Ternuma Regional Brasília
Gen Ex Armando L. M. de Paiva Chaves
Nos dias que correm, o jargão dos integrantes de governo e seus apoiadores ou simpatizantes inclui o adjetivo republicano em todas as ações tidas como politicamente corretas. Também é republicana a iniciativa de mandar averiguar atos eticamente incorretos praticados por seus integrantes e funcionários, mesmo quando precedidos de desculpas esfarrapadas que protegem os envolvidos, seguidas de averiguações que, sistematicamente, nada concluem.
É flagrante o exemplo recente, no auge da campanha eleitoral. Veja-se o andamento da investigação sobre quebra de sigilo fiscal de figuras da oposição e seus familiares, que se encaminha para culpar os funcionários envolvidos de participarem de um mercado de propinas, sem qualquer conotação política.
Que ação republicana foi adotada ao defenestrar a máfia familiar chefiada pela ocupante do segundo cargo de maior autoridade do governo, a chefia da Casa Civil? Levá-la a exonerar-se, muito bem. Emitir censura pública por não ter apresentado declaração de bens próprios e dos familiares quando assumiu o cargo, porque só agora? Comprometer um denunciante, exibindo folha corrida de indiciamentos, para desmerecer sua credibilidade e aliviar o peso de culpa daqueles que o achacavam, será isso um procedimento republicano?
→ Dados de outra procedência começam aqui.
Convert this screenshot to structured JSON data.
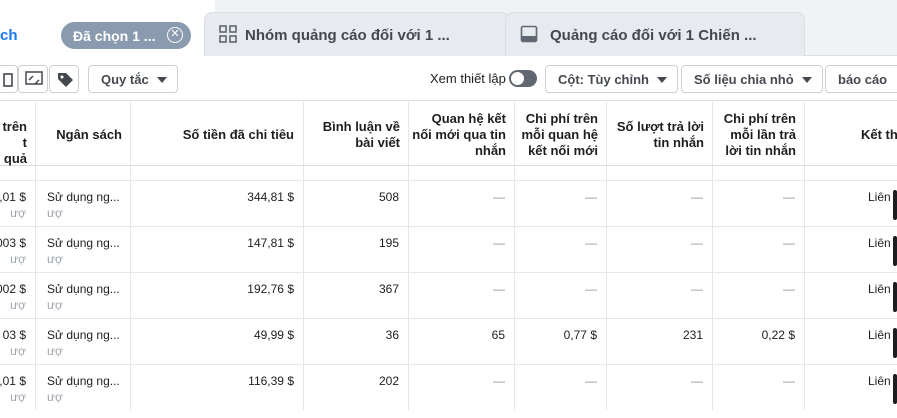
{
  "tabs": {
    "campaign_label": "ch",
    "selected_chip": "Đã chọn 1 ...",
    "adsets_label": "Nhóm quảng cáo đối với 1 ...",
    "ads_label": "Quảng cáo đối với 1 Chiến ..."
  },
  "toolbar": {
    "rules_label": "Quy tắc",
    "view_setup_label": "Xem thiết lập",
    "columns_label": "Cột: Tùy chỉnh",
    "breakdown_label": "Số liệu chia nhỏ",
    "reports_label": "báo cáo"
  },
  "headers": {
    "col0_l1": "trên",
    "col0_l2": "t quả",
    "budget": "Ngân sách",
    "spent": "Số tiền đã chi tiêu",
    "comments_l1": "Bình luận về",
    "comments_l2": "bài viết",
    "new_conn_l1": "Quan hệ kết",
    "new_conn_l2": "nối mới qua tin",
    "new_conn_l3": "nhắn",
    "cost_conn_l1": "Chi phí trên",
    "cost_conn_l2": "mỗi quan hệ",
    "cost_conn_l3": "kết nối mới",
    "replies_l1": "Số lượt trả lời",
    "replies_l2": "tin nhắn",
    "cost_reply_l1": "Chi phí trên",
    "cost_reply_l2": "mỗi lần trả",
    "cost_reply_l3": "lời tin nhắn",
    "result": "Kết thú"
  },
  "rows": [
    {
      "c0": ",01 $",
      "c0sub": "ượ",
      "budget": "Sử dụng ng...",
      "budget_sub": "ượ",
      "spent": "344,81 $",
      "comments": "508",
      "new_conn": "—",
      "cost_conn": "—",
      "replies": "—",
      "cost_reply": "—",
      "result": "Liên"
    },
    {
      "c0": "003 $",
      "c0sub": "ượ",
      "budget": "Sử dụng ng...",
      "budget_sub": "ượ",
      "spent": "147,81 $",
      "comments": "195",
      "new_conn": "—",
      "cost_conn": "—",
      "replies": "—",
      "cost_reply": "—",
      "result": "Liên"
    },
    {
      "c0": "002 $",
      "c0sub": "ượ",
      "budget": "Sử dụng ng...",
      "budget_sub": "ượ",
      "spent": "192,76 $",
      "comments": "367",
      "new_conn": "—",
      "cost_conn": "—",
      "replies": "—",
      "cost_reply": "—",
      "result": "Liên"
    },
    {
      "c0": "03 $",
      "c0sub": "ượ",
      "budget": "Sử dụng ng...",
      "budget_sub": "ượ",
      "spent": "49,99 $",
      "comments": "36",
      "new_conn": "65",
      "cost_conn": "0,77 $",
      "replies": "231",
      "cost_reply": "0,22 $",
      "result": "Liên"
    },
    {
      "c0": ",01 $",
      "c0sub": "ượ",
      "budget": "Sử dụng ng...",
      "budget_sub": "ượ",
      "spent": "116,39 $",
      "comments": "202",
      "new_conn": "—",
      "cost_conn": "—",
      "replies": "—",
      "cost_reply": "—",
      "result": "Liên"
    }
  ]
}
Os atos de arbítrio praticados por um presidente apeado do poder depois de afogado num mar de corrupção, que no alvorecer de seu governo seqüestrou a poupança de todos os brasileiros para “salvar” a economia do país não foram adjetivados de republicanos, por que não era moda, naquele tempo. Se fosse, certamente o seriam. A evolução de sua administração, marcada pelo autoritarismo e minada por um propinoduto de escala diluviana levou o povo às ruas para exigir seu afastamento.
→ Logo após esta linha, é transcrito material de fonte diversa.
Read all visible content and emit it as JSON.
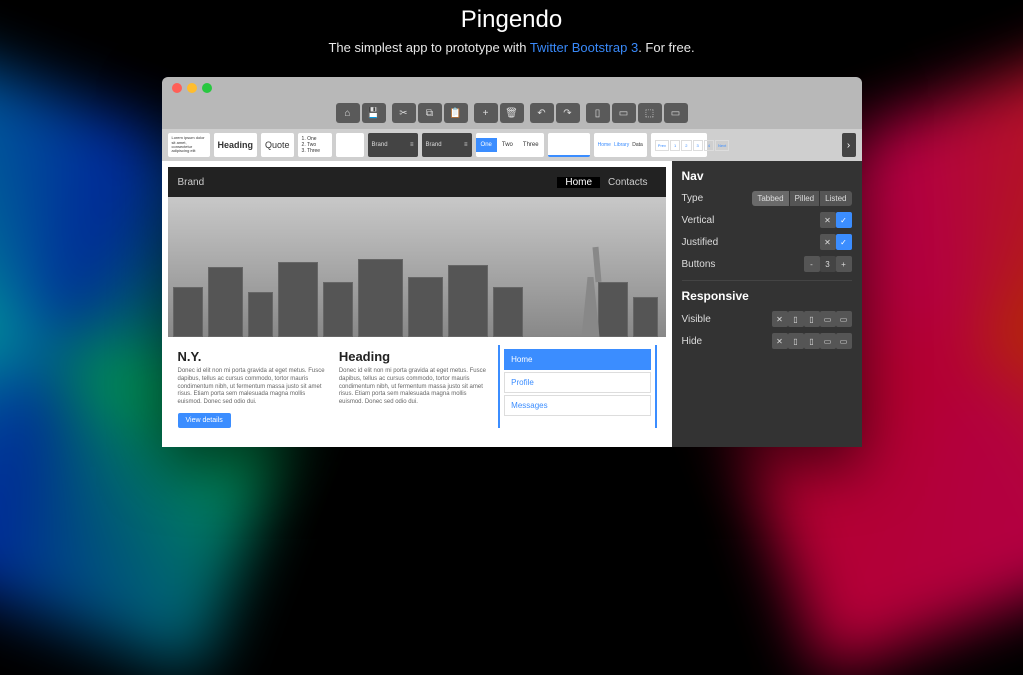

E este mesmo povo não aprendeu com o exemplo. Não enxerga o autoritarismo que desrespeita o Judiciário. Que afaga ditadores e aplaude governantes carrascos dos direitos humanos de seus governados. Que serviliza o Legislativo comprando seus integrantes com o mensalão desviado do dinheiro dos contribuintes. Que determina o engavetamento de todas as suspeitas de enriquecimento criminoso de seu filho Lulinha. Que deixa de lado a postura de juiz imparcial, mesmo que simpatizante de uma facção, no embate eleitoral, para empenhar-se como militante de comícios. Que não desiste de censurar a imprensa livre, justificando a violência pretendida como necessidade de seu “controle social”. A julgar pela aprovação que as pesquisas revelam, deve estar politicamente correto, exaltado pela postura republicana. 
A Casa Civil tem sido o cenário das maiores falcatruas ocorridas dentro do atual governo. Concebido e comandado pelo então ministro José Dirceu, ali nasceu o escândalo do “mensalão”. Sob as ordens da então ministra Dilma, sua secretária executiva Erenice rompeu sigilos e deu publicidade a dossiê de gastos pessoais de ex-presidente e sua família, classificando-o, eufemisticamente, de “banco de dados”. Agora, substituta da candidata, a demitida ministra era o pivô de uma escabrosa quadrilha familiar que atraía candidatos a contratos com o governo e a empréstimos oficiais, para oferecer facilidades, mediante pagamento de alentadas taxas de sucesso e milionários percentuais de participação, não raro remunerados dentro das dependências do Palácio do Planalto. Nos dois primeiros casos, os culpados permanecem impunes em seu status civil e em suas contas bancárias. Não surpreenderá que no terceiro ocorra o mesmo, nos procedimentos republicanos em vigor.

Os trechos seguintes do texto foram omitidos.